Compare that to Ferguson, who went all out to dethrone Manchester City by bringing in the phenomenal but ageing Van Persie alongside players who were either not good enough or never properly acclimatised in Kagawa, Buttner, Nick Powell and Wilfried Zaha.

That Manchester United midfield felt it most: Scholes retired with Ferguson, Cleverley and Anderson were poor and Fletcher had barely featured. It was a burden Carrick understandably failed to shoulder alone.

 

Right-wingers – Mo Salah
Antonio Valencia and Adnan Januzaj
Mo Salah

Mo Salah.

 

Left-wingers – Liverpool
Ashley Young, Nani, Ryan Giggs and Wilfried Zaha
Cody Gakpo and Luis Diaz

It is difficult to overstate just how reliant on a couple of players the last title-winning Manchester United team was in terms of attacking output. Van Persie scored more than twice as many goals as anyone and him and Wayne Rooney were the only players with more than five Premier League assists.

Evra and Kagawa ranked joint-fourth for combined goals and assists with just nine, ahead of Giggs (five, level with Carrick) and Young and Nani (both three, equal with Buttner).

Zaha being the last signing Ferguson ever made, his arrival arranged for the summer he left, perfectly sums up the state of the club he handed down to Moyes.

Klopp again bestowed upon his predecessor fewer but far better players. Diaz has scored more goals against Manchester United this season (two) than Young and Nani managed in 30 appearances between them in 2012/13 (one).

 

Forwards – Manchester United
Robin van Persie, Wayne Rooney, Javier Hernandez, Danny Welbeck and James Wilson
Diogo Jota and Darwin Nunez

The Van Persie tail-off to 12 goals and three assists in 21 injury-addled games was stark but that alone beats the combined efforts of Jota and Nunez in 2024/25.

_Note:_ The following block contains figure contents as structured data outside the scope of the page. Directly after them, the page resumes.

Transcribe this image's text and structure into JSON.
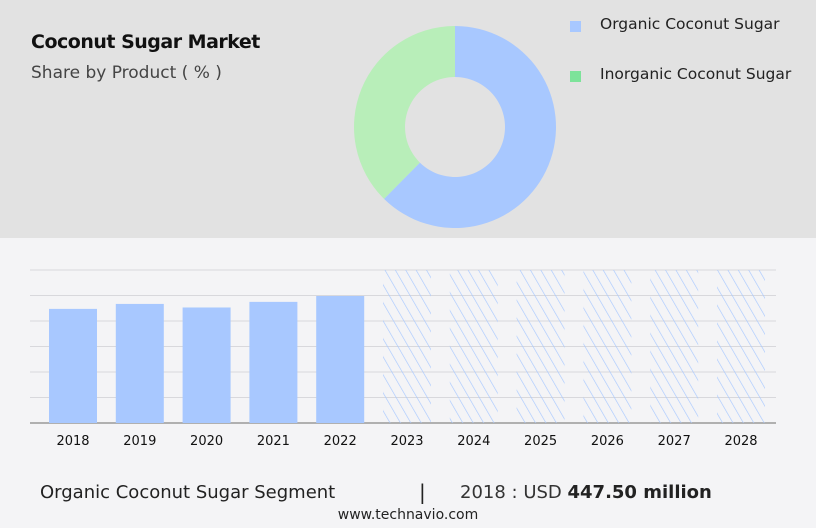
{
  "title": "Coconut Sugar Market",
  "subtitle": "Share by Product ( % )",
  "colors": {
    "organic": "#a8c8ff",
    "inorganic": "#b8eeb9",
    "inorganic_legend": "#7de39a",
    "top_bg": "#e2e2e2",
    "grid": "#d8d8dc",
    "axis": "#999999"
  },
  "chart_data": [
    {
      "type": "pie",
      "donut": true,
      "title": "Share by Product ( % )",
      "slices": [
        {
          "name": "Organic Coconut Sugar",
          "value": 62.4
        },
        {
          "name": "Inorganic Coconut Sugar",
          "value": 37.6
        }
      ],
      "legend": "top-right"
    },
    {
      "type": "bar",
      "categories": [
        "2018",
        "2019",
        "2020",
        "2021",
        "2022",
        "2023",
        "2024",
        "2025",
        "2026",
        "2027",
        "2028"
      ],
      "values": [
        447.5,
        467,
        453,
        475,
        498,
        null,
        null,
        null,
        null,
        null,
        null
      ],
      "forecast_categories": [
        "2023",
        "2024",
        "2025",
        "2026",
        "2027",
        "2028"
      ],
      "forecast_style": "hatched",
      "ylim": [
        0,
        600
      ],
      "grid": true,
      "ylabel": "",
      "xlabel": ""
    }
  ],
  "footer": {
    "segment": "Organic Coconut Sugar Segment",
    "separator": "|",
    "year_prefix": "2018 : USD ",
    "value": "447.50 million",
    "site": "www.technavio.com"
  }
}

Many a critic has slammed Manchester United for the sales of Hernandez and Welbeck but Moyes inherited and used both and while Rooney had the club over a barrel yet again before signing another contract extension, he still had plenty to offer for years to come – albeit never in central midfield.

The entire argument is rendered null and void, however, with the introduction of Wilson to the equation. Player-manager Giggs trying to secure his legacy by using his four-game caretaker reign to give the teenager his debut was hilariously small-time. Klopp wishes he could have given academy players such a meaningful chance.